If we wanted to take a look at the virtual machine BIOS through PowerShell, we could do so by entering the Get-VMBios cmdlet, followed by the name of the virtual machine. As you would probably expect, this command causes PowerShell to display the boot order for the virtual machine. However, PowerShell also tells you whether the virtual machine is configured to automatically turn on numlock when the VM is booted.

Just as the Hyper-V Manager tends to only show basic settings, the same is also true of PowerShell. PowerShell initially only shows a couple of BIOS-related settings. However, if we dig just a little bit deeper, we can see all of the BIOS-related settings that are accessible. The way to do this is to use this command:

Get-VMBios <virtual machine name> | Select-Object *

Incidentally, the command listed above only works for Generation 1 VMs. If you try using this command on a Generation 2 VM, you will get an error. At any rate, the command produces the output shown in the next figure.

We could even take things a step further and manipulate the BIOS information directly through PowerShell. If for example, I wanted to automatically enable numlock on the VM, I could use this command:

Set-VMBios <virtual machine name> -EnableNumLock

Emulated firmware

As previously mentioned, Generation 2 VMs use emulated firmware rather than emulated BIOS. You can see what the firmware emulation looks like in the screenshot below. As was the case with the VM BIOS, the Hyper-V Manager allows you to use the firmware to control the virtual machine’s boot order.

Because Generation 2 VMs do not use BIOS emulation, you cannot use the Get-VMBios cmdlet to examine a Generation 2 VM. Instead, you will have to use the Get-VMFirmware cmdlet.

The Get-VMFirmware cmdlet reveals more information than the Get-VMBios cmdlet does. Whereas Get-VMBios basically just shows you the boot order and the state of the number lock, Get-VMFirmware shows the boot order, whether Secure Boot is being used, which template Secure Boot is using, the boot order, and the preferred network boot order.

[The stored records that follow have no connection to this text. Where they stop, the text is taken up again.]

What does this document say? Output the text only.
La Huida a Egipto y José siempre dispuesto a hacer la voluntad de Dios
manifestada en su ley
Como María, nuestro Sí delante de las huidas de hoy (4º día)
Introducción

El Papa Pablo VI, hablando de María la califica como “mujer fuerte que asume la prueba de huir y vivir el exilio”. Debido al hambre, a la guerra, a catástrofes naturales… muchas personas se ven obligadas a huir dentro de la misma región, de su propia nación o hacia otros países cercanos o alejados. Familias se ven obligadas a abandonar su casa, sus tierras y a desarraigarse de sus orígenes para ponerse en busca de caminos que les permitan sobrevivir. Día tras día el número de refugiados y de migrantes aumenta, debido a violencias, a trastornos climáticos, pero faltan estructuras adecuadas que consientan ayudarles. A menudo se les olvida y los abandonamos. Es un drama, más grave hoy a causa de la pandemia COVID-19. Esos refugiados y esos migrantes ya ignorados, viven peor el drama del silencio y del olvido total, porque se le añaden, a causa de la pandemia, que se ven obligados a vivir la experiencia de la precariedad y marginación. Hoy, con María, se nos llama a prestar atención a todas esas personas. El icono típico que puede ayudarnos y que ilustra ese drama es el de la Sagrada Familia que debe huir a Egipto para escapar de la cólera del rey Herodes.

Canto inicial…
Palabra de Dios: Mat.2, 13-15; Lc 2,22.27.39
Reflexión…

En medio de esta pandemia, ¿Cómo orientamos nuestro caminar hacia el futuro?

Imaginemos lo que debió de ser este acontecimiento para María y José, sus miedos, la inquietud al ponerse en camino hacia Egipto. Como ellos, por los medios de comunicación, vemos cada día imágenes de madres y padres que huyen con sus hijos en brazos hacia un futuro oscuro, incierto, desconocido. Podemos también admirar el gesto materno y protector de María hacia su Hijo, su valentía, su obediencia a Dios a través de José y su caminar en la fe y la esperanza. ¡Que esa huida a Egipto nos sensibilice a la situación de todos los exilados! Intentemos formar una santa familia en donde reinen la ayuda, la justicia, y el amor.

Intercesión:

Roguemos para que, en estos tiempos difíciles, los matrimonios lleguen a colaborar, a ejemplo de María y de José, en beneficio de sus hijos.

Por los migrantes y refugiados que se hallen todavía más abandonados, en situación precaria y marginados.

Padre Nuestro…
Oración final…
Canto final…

As was the case with the Get-VMBios cmdlet, you can also view some extra configuration information by using the Get-VMFirmeare <virtual machine name> | Select-Object * cmdlet. You can see what this looks like in the next figure.

Unfortunately, you can’t use the Set-VMFirmware cmdlet to set the state of the number lock key, but you can use it to do other things. For example, you can use the Set-VMFirmware command to enable or to disable Secure Boot. To disable Secure Boot for a VM for example, you would use this command:

Set-VMFirmware <virtual machine name> -EnableSecureBoot Off

Modifying low-level virtual machine BIOS or firmware settings probably isn’t going to be the sort of thing that you will do every day. Even so, it is important for Hyper-V administrators to understand that in spite of what the Hyper-V Manager might lead you to believe, the virtual machine BIOS (or firmware) does more than just controlling the virtual machine’s boot order. It is also helpful to know how to check the BIOS and firmware settings, and to modify them if necessary. As you do, it is important to keep in mind that Hyper-V manages the settings for Generation 1 and Generation 2 separately, so you won’t be able to use PowerShell to apply a global configuration to all of your VMs happen to be the same generation.